One of the projects on my to-do list was to give some care to the three neglected apple trees on my new “homestead.” Last year I was so busy with other things I didn’t have time to think about them, and I guess I just assumed they’d produce apples without any help on my part. Wrong. As it turned out, they had only a handful of blossoms between the three of them, and didn’t produce any fruit that I noticed. I did see a number of large webs in them later, and someone suggested that maybe webworms were the problem, because they eat the blossoms. By that time I thought it was too late to do anything about that, but this year two of the trees are already blooming quite nicely.
During the winter I had looked up apples in my Rodale Ultimate Encyclopedia of Organic Gardening, and discovered that you’re supposed to thin the apples to one in each cluster; otherwise they may not produce at all the next year. I’m sure nobody did that the year I bought the place, so that could be a big part of the problem.
I also noticed that one of the trees was seriously in need of pruning – it was full of dead wood and was all a tangled mess. That tree is also leaning at a 45-degree angle and growing into one of the other trees, which I thought was bad for the health of both trees.

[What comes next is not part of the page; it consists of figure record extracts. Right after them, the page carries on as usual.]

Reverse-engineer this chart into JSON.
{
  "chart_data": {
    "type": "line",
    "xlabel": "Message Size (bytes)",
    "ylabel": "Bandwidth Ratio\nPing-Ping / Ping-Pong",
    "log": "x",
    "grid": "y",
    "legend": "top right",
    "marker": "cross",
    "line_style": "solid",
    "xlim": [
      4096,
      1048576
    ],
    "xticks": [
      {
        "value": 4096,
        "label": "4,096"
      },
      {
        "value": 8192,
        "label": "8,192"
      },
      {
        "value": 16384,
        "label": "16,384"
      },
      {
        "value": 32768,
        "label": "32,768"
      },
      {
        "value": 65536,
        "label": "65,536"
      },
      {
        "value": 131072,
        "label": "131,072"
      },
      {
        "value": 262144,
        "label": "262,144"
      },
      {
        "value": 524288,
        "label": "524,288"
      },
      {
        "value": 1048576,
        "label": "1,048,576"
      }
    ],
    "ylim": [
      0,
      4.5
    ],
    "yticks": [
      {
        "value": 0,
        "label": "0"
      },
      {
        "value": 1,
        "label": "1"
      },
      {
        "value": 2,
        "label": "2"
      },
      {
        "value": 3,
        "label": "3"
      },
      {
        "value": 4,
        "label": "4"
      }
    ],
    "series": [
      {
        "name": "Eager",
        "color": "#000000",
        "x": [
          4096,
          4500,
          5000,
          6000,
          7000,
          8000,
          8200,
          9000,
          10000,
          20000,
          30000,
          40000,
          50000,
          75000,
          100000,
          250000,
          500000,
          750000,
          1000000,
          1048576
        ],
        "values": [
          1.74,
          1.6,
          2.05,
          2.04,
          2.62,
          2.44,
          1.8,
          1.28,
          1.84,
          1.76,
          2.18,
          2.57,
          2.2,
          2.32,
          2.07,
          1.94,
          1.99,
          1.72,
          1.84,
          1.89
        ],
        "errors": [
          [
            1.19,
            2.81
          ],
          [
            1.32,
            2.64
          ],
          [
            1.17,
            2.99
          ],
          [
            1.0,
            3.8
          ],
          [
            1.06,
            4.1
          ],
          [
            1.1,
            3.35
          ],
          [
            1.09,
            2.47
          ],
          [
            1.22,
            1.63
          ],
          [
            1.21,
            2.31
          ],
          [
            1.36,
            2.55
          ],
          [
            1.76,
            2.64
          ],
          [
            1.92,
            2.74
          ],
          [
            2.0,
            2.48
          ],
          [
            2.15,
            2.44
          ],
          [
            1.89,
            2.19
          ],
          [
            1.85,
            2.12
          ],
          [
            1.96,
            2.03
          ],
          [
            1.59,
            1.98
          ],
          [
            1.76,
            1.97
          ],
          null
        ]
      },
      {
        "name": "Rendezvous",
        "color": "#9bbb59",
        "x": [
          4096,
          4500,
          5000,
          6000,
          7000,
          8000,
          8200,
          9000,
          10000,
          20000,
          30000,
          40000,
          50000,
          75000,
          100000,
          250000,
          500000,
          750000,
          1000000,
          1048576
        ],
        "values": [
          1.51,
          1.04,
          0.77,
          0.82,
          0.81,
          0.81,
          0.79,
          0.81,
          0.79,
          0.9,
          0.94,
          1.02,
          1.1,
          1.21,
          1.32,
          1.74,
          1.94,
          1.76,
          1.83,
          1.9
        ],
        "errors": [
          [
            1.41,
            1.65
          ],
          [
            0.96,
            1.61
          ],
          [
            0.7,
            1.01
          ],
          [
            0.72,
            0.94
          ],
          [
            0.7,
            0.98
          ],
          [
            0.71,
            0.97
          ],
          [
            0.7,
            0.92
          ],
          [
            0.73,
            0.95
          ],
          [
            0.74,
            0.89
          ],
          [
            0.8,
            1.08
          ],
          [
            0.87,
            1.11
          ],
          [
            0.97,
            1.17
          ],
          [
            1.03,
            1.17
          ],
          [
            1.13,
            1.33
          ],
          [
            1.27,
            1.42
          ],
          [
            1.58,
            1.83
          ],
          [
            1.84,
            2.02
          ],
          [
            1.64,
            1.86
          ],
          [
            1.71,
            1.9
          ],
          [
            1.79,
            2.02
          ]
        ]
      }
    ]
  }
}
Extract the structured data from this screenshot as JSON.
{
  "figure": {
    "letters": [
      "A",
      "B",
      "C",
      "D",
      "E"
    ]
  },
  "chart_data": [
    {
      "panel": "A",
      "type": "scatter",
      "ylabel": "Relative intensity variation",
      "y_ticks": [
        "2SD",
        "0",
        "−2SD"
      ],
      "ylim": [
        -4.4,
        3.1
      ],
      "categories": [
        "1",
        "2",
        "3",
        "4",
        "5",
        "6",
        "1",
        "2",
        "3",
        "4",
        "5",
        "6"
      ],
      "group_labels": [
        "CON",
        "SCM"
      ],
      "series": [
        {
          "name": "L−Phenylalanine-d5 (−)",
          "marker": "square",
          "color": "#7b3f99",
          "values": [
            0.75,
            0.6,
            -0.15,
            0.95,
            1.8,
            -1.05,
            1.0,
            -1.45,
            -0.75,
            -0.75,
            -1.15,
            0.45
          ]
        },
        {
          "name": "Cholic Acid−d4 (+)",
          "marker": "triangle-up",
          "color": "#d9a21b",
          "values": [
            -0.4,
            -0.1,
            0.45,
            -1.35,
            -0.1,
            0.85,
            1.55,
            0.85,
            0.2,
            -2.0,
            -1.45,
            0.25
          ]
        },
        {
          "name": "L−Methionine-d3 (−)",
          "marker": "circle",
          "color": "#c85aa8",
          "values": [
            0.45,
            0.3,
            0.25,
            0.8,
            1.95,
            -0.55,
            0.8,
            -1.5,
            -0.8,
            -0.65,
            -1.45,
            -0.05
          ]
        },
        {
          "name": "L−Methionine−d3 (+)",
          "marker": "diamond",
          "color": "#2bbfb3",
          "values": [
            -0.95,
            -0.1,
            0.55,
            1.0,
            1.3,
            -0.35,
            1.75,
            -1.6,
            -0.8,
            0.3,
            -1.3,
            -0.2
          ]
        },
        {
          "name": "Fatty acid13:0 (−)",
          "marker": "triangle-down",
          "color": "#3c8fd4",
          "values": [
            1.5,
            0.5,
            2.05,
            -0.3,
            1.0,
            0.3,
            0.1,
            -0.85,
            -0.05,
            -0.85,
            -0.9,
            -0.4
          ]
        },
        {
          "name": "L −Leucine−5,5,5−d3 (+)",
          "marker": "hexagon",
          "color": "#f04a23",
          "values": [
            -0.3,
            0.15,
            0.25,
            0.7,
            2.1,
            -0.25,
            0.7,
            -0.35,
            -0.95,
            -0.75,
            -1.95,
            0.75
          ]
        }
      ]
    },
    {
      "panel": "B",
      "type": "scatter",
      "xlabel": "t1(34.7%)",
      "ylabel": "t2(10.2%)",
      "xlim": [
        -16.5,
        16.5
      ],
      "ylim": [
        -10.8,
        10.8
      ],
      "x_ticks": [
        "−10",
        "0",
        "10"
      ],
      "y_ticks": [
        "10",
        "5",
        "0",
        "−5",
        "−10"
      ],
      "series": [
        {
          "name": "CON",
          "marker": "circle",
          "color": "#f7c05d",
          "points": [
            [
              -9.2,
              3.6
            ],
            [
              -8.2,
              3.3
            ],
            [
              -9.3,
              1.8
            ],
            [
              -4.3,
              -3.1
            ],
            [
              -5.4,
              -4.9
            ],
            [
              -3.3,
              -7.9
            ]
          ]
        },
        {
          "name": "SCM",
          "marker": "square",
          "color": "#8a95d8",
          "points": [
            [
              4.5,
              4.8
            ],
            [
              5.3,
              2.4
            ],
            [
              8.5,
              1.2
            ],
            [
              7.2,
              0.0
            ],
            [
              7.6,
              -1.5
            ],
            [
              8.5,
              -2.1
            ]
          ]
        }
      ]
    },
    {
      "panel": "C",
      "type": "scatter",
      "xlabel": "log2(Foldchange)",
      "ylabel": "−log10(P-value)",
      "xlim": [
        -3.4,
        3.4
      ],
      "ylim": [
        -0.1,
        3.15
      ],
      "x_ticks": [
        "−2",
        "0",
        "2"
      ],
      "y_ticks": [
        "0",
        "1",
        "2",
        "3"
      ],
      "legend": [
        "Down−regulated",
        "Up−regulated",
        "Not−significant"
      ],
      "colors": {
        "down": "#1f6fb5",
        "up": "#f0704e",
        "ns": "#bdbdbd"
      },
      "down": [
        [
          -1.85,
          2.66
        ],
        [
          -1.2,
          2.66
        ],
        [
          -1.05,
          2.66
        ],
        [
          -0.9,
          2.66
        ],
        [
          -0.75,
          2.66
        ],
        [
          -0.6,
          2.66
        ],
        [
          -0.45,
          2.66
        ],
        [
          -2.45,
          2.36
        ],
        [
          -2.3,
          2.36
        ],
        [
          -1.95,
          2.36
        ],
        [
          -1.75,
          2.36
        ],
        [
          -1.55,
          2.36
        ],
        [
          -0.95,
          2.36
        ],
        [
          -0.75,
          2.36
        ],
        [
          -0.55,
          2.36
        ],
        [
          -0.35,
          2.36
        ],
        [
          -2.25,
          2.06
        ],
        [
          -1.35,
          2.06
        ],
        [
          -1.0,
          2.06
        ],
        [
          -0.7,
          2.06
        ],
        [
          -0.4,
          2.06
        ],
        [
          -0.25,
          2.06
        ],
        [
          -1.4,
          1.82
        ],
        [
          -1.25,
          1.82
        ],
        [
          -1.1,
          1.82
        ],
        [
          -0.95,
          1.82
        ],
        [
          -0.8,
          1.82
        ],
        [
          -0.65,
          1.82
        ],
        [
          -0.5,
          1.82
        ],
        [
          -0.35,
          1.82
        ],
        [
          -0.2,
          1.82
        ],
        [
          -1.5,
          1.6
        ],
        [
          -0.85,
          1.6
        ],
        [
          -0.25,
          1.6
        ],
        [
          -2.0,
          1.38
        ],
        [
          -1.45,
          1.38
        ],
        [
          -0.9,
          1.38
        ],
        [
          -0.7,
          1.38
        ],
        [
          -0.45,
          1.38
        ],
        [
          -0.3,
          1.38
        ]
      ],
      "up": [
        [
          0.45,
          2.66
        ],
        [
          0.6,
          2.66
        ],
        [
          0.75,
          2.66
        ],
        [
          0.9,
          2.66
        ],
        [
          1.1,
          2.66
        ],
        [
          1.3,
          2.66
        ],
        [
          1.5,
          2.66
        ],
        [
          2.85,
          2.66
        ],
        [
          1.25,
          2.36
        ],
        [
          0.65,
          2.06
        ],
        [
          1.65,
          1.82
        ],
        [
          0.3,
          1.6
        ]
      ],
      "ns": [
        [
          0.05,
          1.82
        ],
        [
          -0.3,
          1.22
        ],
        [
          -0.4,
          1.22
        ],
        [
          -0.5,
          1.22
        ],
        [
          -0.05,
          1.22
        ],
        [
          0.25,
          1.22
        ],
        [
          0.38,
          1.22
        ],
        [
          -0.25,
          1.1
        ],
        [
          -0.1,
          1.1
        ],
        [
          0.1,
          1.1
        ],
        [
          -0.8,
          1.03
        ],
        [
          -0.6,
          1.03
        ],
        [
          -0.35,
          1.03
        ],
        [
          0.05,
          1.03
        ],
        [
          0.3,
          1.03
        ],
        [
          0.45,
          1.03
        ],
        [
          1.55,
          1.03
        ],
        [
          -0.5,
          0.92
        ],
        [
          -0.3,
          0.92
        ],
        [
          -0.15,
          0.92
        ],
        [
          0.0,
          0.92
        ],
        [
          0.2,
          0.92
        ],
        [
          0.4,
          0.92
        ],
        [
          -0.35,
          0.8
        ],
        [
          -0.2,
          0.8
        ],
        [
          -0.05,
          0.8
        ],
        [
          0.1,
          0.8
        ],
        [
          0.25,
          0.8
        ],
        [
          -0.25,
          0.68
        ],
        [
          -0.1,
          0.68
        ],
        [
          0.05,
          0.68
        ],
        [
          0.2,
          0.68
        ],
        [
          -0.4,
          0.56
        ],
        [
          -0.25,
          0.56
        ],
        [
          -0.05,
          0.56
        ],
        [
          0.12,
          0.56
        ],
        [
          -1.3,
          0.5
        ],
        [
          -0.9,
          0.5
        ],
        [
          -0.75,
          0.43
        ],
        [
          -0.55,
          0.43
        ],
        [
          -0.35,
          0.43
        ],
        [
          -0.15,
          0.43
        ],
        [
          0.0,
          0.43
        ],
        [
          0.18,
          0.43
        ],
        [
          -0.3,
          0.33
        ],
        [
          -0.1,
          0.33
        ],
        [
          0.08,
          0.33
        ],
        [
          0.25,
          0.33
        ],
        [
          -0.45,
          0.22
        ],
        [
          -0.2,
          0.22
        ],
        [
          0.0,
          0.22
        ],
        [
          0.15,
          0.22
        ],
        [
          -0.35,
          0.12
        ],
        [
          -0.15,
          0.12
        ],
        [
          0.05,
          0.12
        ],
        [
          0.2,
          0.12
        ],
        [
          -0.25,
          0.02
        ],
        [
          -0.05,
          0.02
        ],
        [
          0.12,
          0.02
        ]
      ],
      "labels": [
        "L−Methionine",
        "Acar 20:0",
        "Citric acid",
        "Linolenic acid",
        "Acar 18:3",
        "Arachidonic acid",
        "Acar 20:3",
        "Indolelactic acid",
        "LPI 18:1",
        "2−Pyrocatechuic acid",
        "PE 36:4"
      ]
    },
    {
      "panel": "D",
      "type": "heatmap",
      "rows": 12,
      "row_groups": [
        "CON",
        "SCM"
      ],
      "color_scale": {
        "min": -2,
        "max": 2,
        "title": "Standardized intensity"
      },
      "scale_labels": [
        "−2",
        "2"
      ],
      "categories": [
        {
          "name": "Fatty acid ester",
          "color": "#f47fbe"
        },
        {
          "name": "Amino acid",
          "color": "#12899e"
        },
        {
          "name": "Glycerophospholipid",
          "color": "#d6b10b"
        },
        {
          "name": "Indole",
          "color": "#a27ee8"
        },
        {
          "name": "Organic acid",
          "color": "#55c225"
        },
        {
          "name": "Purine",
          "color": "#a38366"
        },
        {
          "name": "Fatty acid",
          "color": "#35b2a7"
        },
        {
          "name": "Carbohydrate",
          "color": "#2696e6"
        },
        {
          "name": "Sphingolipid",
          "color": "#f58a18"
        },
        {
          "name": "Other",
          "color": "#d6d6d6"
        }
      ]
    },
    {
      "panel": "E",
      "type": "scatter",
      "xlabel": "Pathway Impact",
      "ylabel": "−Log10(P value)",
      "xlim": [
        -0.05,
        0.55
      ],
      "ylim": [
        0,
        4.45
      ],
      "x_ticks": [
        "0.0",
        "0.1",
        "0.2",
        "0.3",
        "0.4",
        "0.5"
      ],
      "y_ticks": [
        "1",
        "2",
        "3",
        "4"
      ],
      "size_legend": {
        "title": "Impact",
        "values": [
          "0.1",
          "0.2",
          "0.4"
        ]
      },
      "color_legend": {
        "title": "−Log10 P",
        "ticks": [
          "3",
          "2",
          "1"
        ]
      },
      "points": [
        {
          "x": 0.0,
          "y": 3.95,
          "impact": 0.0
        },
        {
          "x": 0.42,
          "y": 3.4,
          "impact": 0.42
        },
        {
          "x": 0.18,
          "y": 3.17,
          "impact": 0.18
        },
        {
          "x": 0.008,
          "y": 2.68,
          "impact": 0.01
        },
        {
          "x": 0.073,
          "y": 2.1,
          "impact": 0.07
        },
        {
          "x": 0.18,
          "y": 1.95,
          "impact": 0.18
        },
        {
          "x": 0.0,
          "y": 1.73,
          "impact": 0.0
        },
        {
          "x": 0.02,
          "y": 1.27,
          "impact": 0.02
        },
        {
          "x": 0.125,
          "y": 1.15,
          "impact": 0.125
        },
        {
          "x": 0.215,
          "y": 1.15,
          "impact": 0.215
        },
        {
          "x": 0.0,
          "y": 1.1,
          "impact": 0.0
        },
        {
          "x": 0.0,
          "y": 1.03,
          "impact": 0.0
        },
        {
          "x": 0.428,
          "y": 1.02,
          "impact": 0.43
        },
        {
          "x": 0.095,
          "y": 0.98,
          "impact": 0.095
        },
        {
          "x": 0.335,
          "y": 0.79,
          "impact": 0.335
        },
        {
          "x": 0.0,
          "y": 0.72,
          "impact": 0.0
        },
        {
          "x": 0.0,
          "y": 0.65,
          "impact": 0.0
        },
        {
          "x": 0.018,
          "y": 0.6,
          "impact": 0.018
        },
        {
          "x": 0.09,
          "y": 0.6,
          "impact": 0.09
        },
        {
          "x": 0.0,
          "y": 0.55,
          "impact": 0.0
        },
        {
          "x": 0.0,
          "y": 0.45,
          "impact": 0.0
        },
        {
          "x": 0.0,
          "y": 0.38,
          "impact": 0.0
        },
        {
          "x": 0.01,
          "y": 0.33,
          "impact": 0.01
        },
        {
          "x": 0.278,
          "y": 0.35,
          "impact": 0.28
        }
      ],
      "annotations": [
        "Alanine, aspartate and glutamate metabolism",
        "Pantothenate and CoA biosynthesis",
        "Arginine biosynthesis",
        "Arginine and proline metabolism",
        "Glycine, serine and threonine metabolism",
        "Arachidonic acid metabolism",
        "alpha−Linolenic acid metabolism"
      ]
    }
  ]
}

I considered just having it cut down, but I noticed there were a lot of promising buds on it, so I opted for thinning it instead, cutting it away from the other tree as much as possible. I had quite a pile of thinnings when I was finished, which I might use in one of my hugelkultur beds at some point.
Last week I cleared some of the weeds and grass under two of the trees and hoed the soil a bit, since I thought it might need some improvement. Some of it was just red clay, so I added a little Premium Planting Mix and worked that in a bit without digging in too deeply. Then I took all my almost-finished compost (my compost never gets finished for some reason!) and put that around the trees, topping it with the just-cut weeds for another layer of mulch.
I didn’t do anything with the third tree – which is smaller and not producing many blossoms – only because behind it is a pile of leftover roofing material and whatnot that I’m not able to remove right now, and I can’t maneuver around the tree.
In the late summer I thought I’d try cover cropping the trees with something – maybe buckwheat and crimson clover, which I’ve used before. I’ve also read that mustard makes a good cover crop for apple trees, though I’m not sure what kind. Some of the weeds around the trees looked like some kind of mustard, which made me wonder if I should remove them. Maybe I should encourage them instead? I have no idea what mustard does for the trees.
I’ve always been a little puzzled as to why weeds are bad for crops, while cover crops are good – even when they’re grown simultaneously. I suppose it has to do with the relative size of the weeds, the rate of growth, and what nutrients they might supply or take from the soil. But why would weeds under a fruit tree be any threat to the tree? Doesn’t the tree have a competitive advantage in terms of access to water and nutrients? I cut the weeds mainly so they could decay and add nutrients to the soil. I have so much trouble with standing water on my land I hesitate even to remove dock anymore. I figure at least it’s taking up some of the water!